D. R. Cherry¹, N. Krishnamurthy², and M. Buckstein¹; ¹Department of Radiation Oncology, Icahn School of Medicine at Mount Sinai, New York, NY, ²Icahn School of Medicine at Mount Sinai, New York, NY

Purpose/Objective(s): Alpha fetoprotein (AFP) plays an important role in diagnosis, therapeutic course, and prognosis for the 60% of hepatocellular carcinoma (HCC) patients whose tumors secrete this biomarker. Here we compare metrics of AFP kinetics in patients with advanced HCC who have undergone treatment with concurrent radiation and immunotherapy as a predictor of outcomes. Materials/

Methods: We identified patients treated with definitive radiation for HCC with portal vein thrombus within 6 weeks of concurrent immunotherapy from 2017 to 2023. We excluded patients with normal range pretreatment AFP (< 9.0 ng/mL) and patients without at least one pretreatment and one post treatment AFP. We recorded AFP at 3, 6 and 12 months after treatment and absolute AFP nadir during the 12 months after radiation. We calculated the absolute and percent reductions in AFP compared to the patients’ baseline. AFP velocity was defined as reduction in AFP versus baseline divided by the time in years. We used Cox proportional hazards modeling to analyze the relationships of AFP levels and other clinicodemographic covariates on progression-free (PFS) and overall survival (OS). Covariates with p-values < 0.20 in univariable analysis were included in a multivariable Cox regression. All analysis was conducted in R version 4.3.3.

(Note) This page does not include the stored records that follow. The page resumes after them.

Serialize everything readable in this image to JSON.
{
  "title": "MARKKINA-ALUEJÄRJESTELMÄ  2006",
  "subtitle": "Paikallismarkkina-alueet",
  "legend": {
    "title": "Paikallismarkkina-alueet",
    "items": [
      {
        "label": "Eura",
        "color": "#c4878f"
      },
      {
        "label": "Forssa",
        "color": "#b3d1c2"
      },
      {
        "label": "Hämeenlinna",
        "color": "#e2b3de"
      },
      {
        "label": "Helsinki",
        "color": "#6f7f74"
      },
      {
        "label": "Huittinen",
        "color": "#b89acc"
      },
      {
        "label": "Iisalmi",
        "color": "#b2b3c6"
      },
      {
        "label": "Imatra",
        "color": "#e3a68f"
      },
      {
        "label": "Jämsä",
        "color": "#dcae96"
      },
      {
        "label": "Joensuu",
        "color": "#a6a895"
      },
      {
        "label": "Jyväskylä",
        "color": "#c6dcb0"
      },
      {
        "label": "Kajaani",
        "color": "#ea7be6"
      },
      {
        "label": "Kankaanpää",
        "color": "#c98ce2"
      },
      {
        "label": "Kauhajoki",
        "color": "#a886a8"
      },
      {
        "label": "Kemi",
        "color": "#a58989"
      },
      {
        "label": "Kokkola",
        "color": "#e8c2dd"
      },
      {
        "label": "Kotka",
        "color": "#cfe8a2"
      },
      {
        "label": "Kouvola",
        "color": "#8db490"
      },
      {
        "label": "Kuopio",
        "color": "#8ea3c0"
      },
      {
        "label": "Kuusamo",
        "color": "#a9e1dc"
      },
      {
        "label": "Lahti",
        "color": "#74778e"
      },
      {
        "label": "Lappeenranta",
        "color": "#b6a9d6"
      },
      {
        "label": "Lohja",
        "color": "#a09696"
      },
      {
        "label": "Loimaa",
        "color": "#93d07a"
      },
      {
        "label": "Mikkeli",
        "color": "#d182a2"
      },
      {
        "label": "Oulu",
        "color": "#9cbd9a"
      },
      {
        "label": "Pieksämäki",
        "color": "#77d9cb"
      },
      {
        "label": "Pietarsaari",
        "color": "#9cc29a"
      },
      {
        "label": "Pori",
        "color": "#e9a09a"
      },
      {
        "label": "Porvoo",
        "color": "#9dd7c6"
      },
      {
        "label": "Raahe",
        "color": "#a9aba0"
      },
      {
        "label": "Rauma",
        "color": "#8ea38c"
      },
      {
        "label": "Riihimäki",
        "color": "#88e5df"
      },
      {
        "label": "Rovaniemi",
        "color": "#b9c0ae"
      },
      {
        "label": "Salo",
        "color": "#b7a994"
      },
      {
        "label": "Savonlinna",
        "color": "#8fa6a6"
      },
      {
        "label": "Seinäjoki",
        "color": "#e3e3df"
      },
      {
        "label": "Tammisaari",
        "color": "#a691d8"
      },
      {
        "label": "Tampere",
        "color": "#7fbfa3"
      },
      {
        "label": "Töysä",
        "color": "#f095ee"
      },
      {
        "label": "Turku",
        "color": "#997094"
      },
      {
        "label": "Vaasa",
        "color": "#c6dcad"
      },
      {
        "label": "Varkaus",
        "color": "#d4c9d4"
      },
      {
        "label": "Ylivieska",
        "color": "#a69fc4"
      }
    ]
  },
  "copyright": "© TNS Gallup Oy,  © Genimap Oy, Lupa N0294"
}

Results: The 50 included patients had a median age of 64.5. Forty-two patients (84%) were men. Twenty-nine patients (58%) were Child-Turcott-Pugh (CTP) class A and 21 (42%) were CTP class B. In initial univariable analysis of percent reduction, absolute reduction, and velocity of AFP at 12-month nadir, only percent reduction in AFP at nadir was correlated with PFS and OS (HR = 0.9991, p = 0.013; HR = 0.9986, p = 0.002). Percent reduction in AFP was likewise correlated with PFS and OS at 3, 6 and 12 months post treatment (HR = 0.9991, p = 0.032; HR = 0.9990, p = 0.006; HR = 0.9850, p = 0.0157).In subsequent univariable analysis, normalization of AFP was correlated with PFS and OS (HR = 0.3908, p=0.0375; HR = 0.9991, p = 0.013; OS HR = 0.230, p = 0.009 and HR = 0.9986, p = 0.002). In a multivariable analysis of percent reduction in AFP from baseline to nadir and CTP class, only CTP was significant, though percent reduction approached significance (HR = 2.03, p = 0.041 and HR = 0.999, p = 0.0570). With respect to OS, only CTP and non-zero ECOG were significant (HR 2.842, p = 0.014 and HR = 2.979, p = 0.029). In a separate multivariable analysis, CTP but not post-treatment normalization in AFP was associated with PFS (HR = 2.101, p = 0.027; HR = 0.525, p = 0.070). However, AFP normalization, CTP, and non-zero ECOG were all correlated with OS (HR = 0.304, p = 0.041; HR 2.742, p = 0.014; HR = 2.979, p = 0.029).
Conclusion: This study shows that AFP kinetics do potentially correlate with outcomes. In particular, not achieving normalization of AFP is a strong predictor for recurrence for PFS and OS. Larger patient cohorts are needed to validate the utility of AFP kinetics in HCC in a variety of clinical settings.